Hell hath no apathy, like a woman scorned.
A married man’s secretary comes between him and his wife. Well, she doesn’t really come between them, so much as try to seduce him with small talk and dirty martinis, get almost naked in front of him, almost have sex with him in a toilet stall and gives him a Crudo CD. That’s hot illicit sex PG-13 style.
In OBSESSED, Beyoncé Knowles is Sharon, the married woman (trying to convince us she’s a mediocre actress rather than a mediocre singer), Idris Elba is her husband Derek, whose hot black body is obsessively lusted over by tight white secretary Lisa (Ali Larter, flat-chested yet endowed with the kind of beauty nocturnal emissions are made of).
First two acts are interesting enough, with all Lisa’s advances being turned down by Derek, including the old trenchcoat-over-underwear gambit, where Lisa forces herself into Derek’s car and opens her trenchcoat, “exposing” herself, her granny panties almost distracting us from her bra, which would be considered skimpy, yet doing a substantial job of suffocating her miniscule A-cup ta-tas. (It always makes me laugh when women with anything less than C-cups think their breasts are worth looking at and therefore keep them hidden because of societal mores. What are you hiding, baby? You look like a man, man!)
Supporting cast includes Jerry O’Connell as the vanilla friend, Richard Ruccolo as the fruity assistant, Christine Lahti as the old detective that serves no plot, Bruce McGill as the boring office exec. Idris Elba’s acting is the most authentic here; his reactions are believable, yet least in anyone’s mind are the real world ramifications of a woman trying to seduce a man in the workplace, being rejected then suing for sexual harassment – and a thousand other realistic avenues the movie might have taken; would’ve saved a lot of screentime had Derek simply reported Lisa’s inappropriate behavior before she degenerated to the breaking-and-entering-and-kidnapping phase of her obsession. I especially like the realism of Lisa slipping Derek a rufie then NOT having sex with him.
After the terrifying circumstances of PLAY MISTY FOR ME, FATAL ATTRACTION, DISCLOSURE, writer David Loughery and director Steve Shill have crafted OBSESSED as if they’ve never known the embrace of a woman, let alone been stalked by one.

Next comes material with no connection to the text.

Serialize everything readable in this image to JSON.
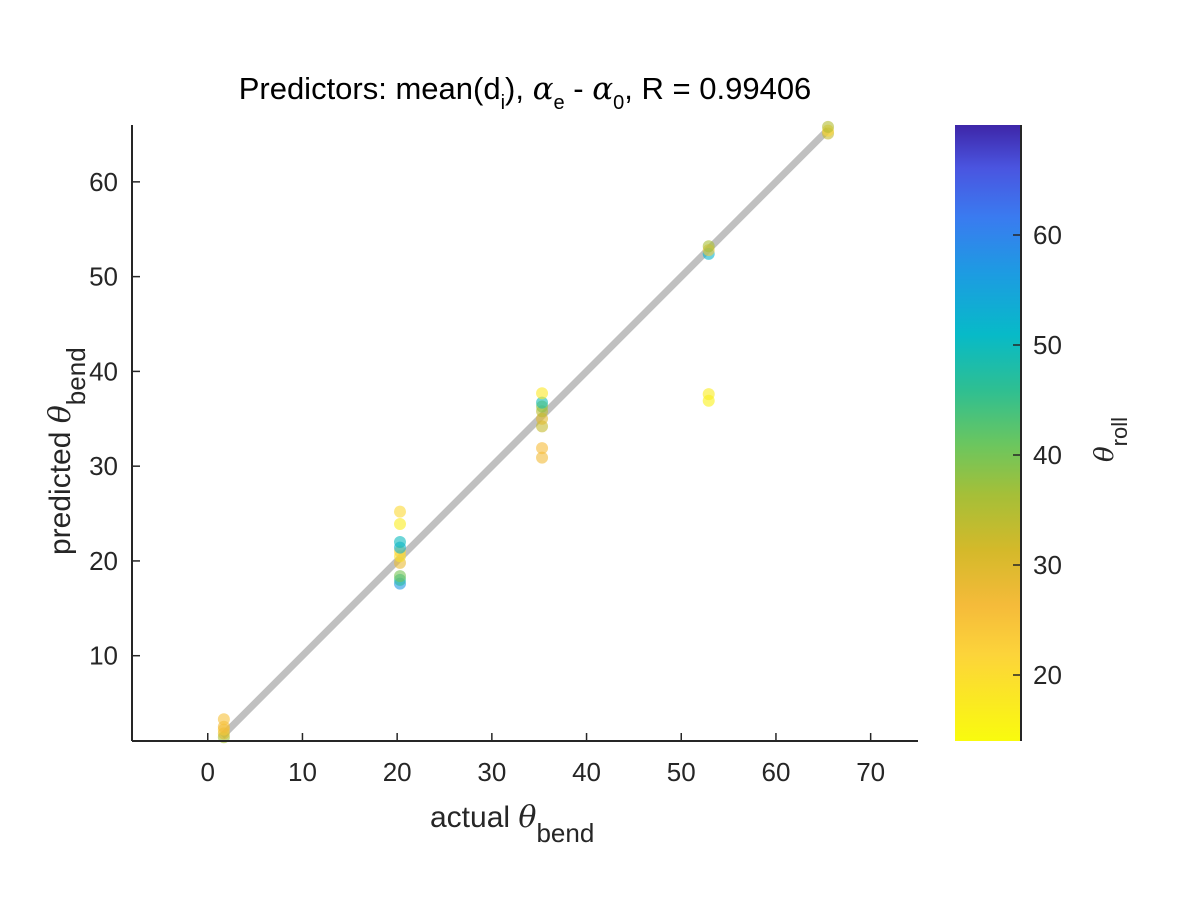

Last act is B-movie heaven, degenerating into girly catfighting between Sharon and Lisa in place of plot or sense; still a waste of time if no one gets their A-ta-tas out or sings mediocrely to electronic beats with guest artists. Lisa is led to the attic where she falls through a soft part of the roof, onto a chandelier and then onto a glass table.
If you ever get the chance to re-watch this movie (as if once wasn’t enough), laugh out loud at the hamhanded foreshadowing in the first scenes, as we see the happy couple buy a new home and set up all the gags for the climactic catfight: in slomo, let’s put the glass table right under the chandelier, which is right under the soft part of the roof that shouldn’t be stepped on up in the attic.
Of course, that’s contingent on whether you can stay awake long enough to actually get to the ending. I’d rather be asleep and nocturnally emissioning.